DOCTORS are putting pensioners at risk of serious harm by prescribing too many drugs, a report warns.
Almost two million OAPs are taking seven or more medicines a week — increasing their risk of deadly side effects.
And nearly four million are on at least five drugs, Age UK found. It accused medics of doling out pills in “excessive numbers” and “unsafe combinations” because they are too busy to think of alternatives.
As many as one in five prescriptions for OAPs living at home may be inappropriate, the charity added.
It revealed three-quarters of people over 70 experience an adverse drug reaction every six months.
These can include nausea, dizziness, appetite loss, low mood, muscle loss, falls, delirium and even death.
Age UK also found that the NHS spent £18.2billion on prescription medications in 2017/18 — up 40 per cent on 2010/11.
Elderly patients’ consent had not been sought in some cases while others had not received the support they needed to take their drugs.

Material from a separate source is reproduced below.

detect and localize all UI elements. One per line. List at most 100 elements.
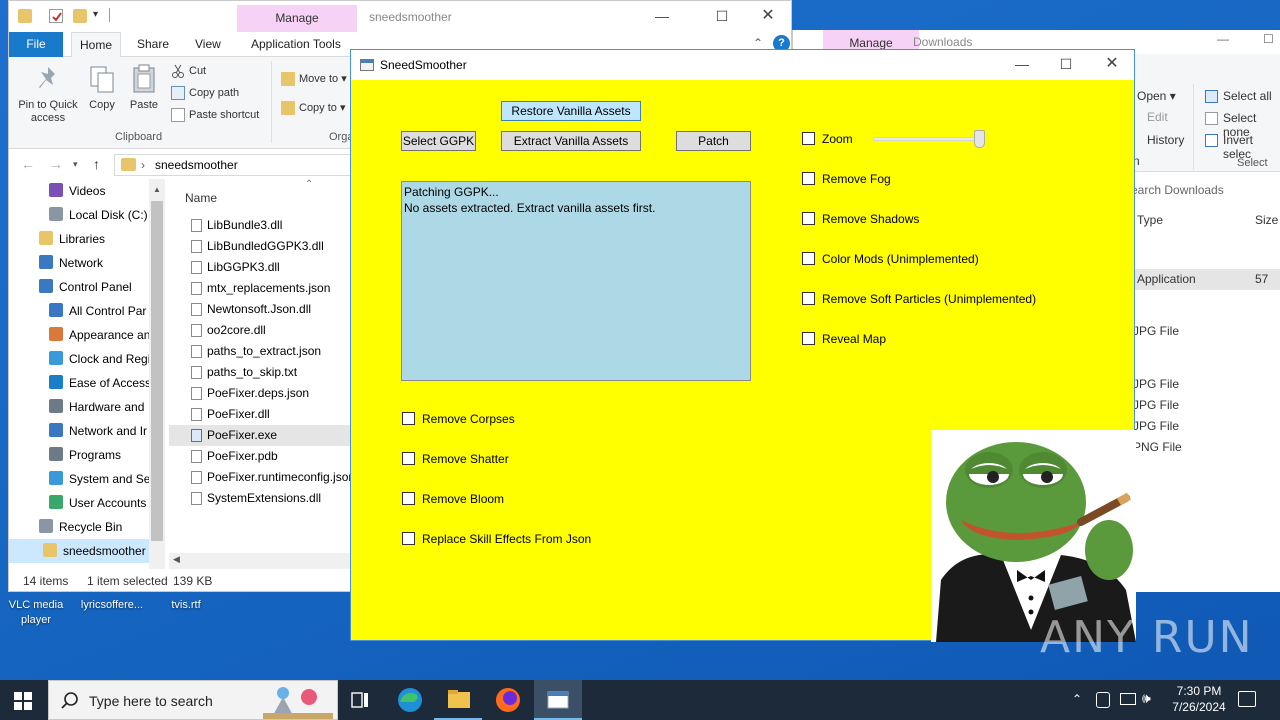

Age UK director Caroline Abrahams suggested that pensioners have their drugs reviewed yearly to see if they are still necessary.
She said: “Most older people would agree that the fewer pills they have to pop, the better.
“Everyone’s needs change over time and new treatments are always becoming available, so it is well worth your doctor looking at whether your medicines are still best.”
She added people should never stop taking medication without consulting a doctor.